If you find yourself at any (most) government institutions, just take a look at their backyard (or front yard) and see how many vehicles are abandoned. A good number of those vehicles are not working because they were in the hands of our public servants who abused these movable properties.
In light of this, the Central Mechanical Equipment Department (CMED) has resorted to employing vehicle tracking systems to curb the abuse and irresponsible use of government-owned vehicles. CMED Chief Executive Officer, Engineer Davison Mhaka said:
We are not taking any chances, the TSP (Transitional Stabilisation Programme) is clear, it has been the norm that abusing government vehicles is a offence, but there has been loopholes which we will curb by introducing this tracking system
No doubt that the vehicle tracking system is effective to manage the irresponsible and unlawful (using government vehicles for personal use) use of state vehicles. By incorporating geofencing into the vehicle tracking system, it will be possible to see, monitor and get notified when a certain vehicle is being used in an area where it shouldn’t be used. CMED can even stretch to the point of putting sensors (Internet-Of-Things) in government vehicles to monitor drivers driving behaviour- a system similar to FBC’s MyDrive.
Is tech enough?
Those tech solutions are all cool, isn’t it? Well, the most important and relevant question is; will CMED (assuming it will be the responsible authority) penalize those that would have been found to have abused state vehicles?
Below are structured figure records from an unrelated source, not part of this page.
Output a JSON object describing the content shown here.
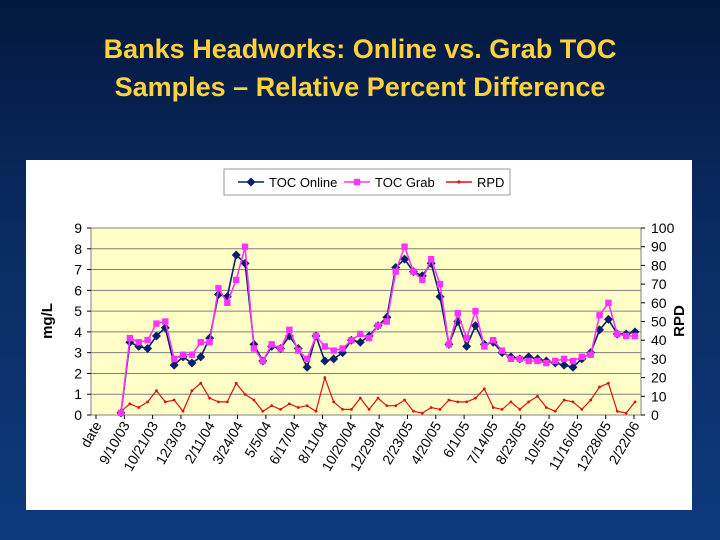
{
  "slide": {
    "title_line1": "Banks Headworks: Online vs. Grab TOC",
    "title_line2": "Samples – Relative Percent Difference"
  },
  "colors": {
    "background": "#0a2c63",
    "title": "#ffd23c",
    "plot_area": "#ffffc8",
    "toc_online": "#0a1f6e",
    "toc_grab": "#ff33ff",
    "rpd": "#dd1111"
  },
  "chart_data": {
    "type": "line",
    "title": "",
    "xlabel": "",
    "ylabel": "mg/L",
    "y2label": "RPD",
    "ylim": [
      0,
      9
    ],
    "y2lim": [
      0,
      100
    ],
    "yticks": [
      "0",
      "1",
      "2",
      "3",
      "4",
      "5",
      "6",
      "7",
      "8",
      "9"
    ],
    "y2ticks": [
      "0",
      "10",
      "20",
      "30",
      "40",
      "50",
      "60",
      "70",
      "80",
      "90",
      "100"
    ],
    "grid": true,
    "legend_position": "top",
    "x_tick_labels": [
      "date",
      "9/10/03",
      "10/21/03",
      "12/3/03",
      "2/11/04",
      "3/24/04",
      "5/5/04",
      "6/17/04",
      "8/11/04",
      "10/20/04",
      "12/29/04",
      "2/23/05",
      "4/20/05",
      "6/1/05",
      "7/14/05",
      "8/23/05",
      "10/5/05",
      "11/16/05",
      "12/28/05",
      "2/22/06"
    ],
    "series": [
      {
        "name": "TOC Online",
        "axis": "left",
        "values": [
          0.1,
          3.5,
          3.3,
          3.2,
          3.8,
          4.2,
          2.4,
          2.8,
          2.5,
          2.8,
          3.7,
          5.8,
          5.7,
          7.7,
          7.3,
          3.4,
          2.6,
          3.3,
          3.2,
          3.8,
          3.2,
          2.3,
          3.8,
          2.6,
          2.7,
          3.0,
          3.6,
          3.5,
          3.8,
          4.3,
          4.7,
          7.1,
          7.5,
          6.9,
          6.7,
          7.3,
          5.7,
          3.4,
          4.5,
          3.3,
          4.3,
          3.4,
          3.5,
          3.0,
          2.8,
          2.7,
          2.8,
          2.7,
          2.6,
          2.5,
          2.4,
          2.3,
          2.7,
          3.0,
          4.1,
          4.6,
          3.9,
          3.9,
          4.0
        ]
      },
      {
        "name": "TOC Grab",
        "axis": "left",
        "values": [
          0.1,
          3.7,
          3.5,
          3.6,
          4.4,
          4.5,
          2.7,
          2.9,
          2.9,
          3.5,
          3.5,
          6.1,
          5.4,
          6.5,
          8.1,
          3.2,
          2.6,
          3.4,
          3.2,
          4.1,
          3.1,
          2.7,
          3.8,
          3.3,
          3.1,
          3.2,
          3.6,
          3.9,
          3.7,
          4.3,
          4.5,
          6.9,
          8.1,
          6.9,
          6.5,
          7.5,
          6.3,
          3.4,
          4.9,
          3.7,
          5.0,
          3.3,
          3.6,
          3.1,
          2.7,
          2.7,
          2.6,
          2.6,
          2.5,
          2.6,
          2.7,
          2.6,
          2.8,
          2.9,
          4.8,
          5.4,
          3.9,
          3.8,
          3.8
        ]
      },
      {
        "name": "RPD",
        "axis": "right",
        "values": [
          2,
          6,
          4,
          7,
          13,
          7,
          8,
          2,
          13,
          17,
          9,
          7,
          7,
          17,
          11,
          8,
          2,
          5,
          3,
          6,
          4,
          5,
          2,
          20,
          7,
          3,
          3,
          9,
          3,
          9,
          5,
          5,
          8,
          2,
          1,
          4,
          3,
          8,
          7,
          7,
          9,
          14,
          4,
          3,
          7,
          3,
          7,
          10,
          4,
          2,
          8,
          7,
          3,
          8,
          15,
          17,
          2,
          1,
          7
        ]
      }
    ]
  }
}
Generally, we tend to think that employing the use of tech (can) make things better every time but no that’s not the case. In this case, CMED should enforce the penalties to those people found wanting so as to put a stop to the abuse of vehicles. Yes, the vehicle tracking system will efficiently do its job, but a responsible authority would also have to put in place control measures such as penalties to entirely put the irresponsible use of state vehicles to bed.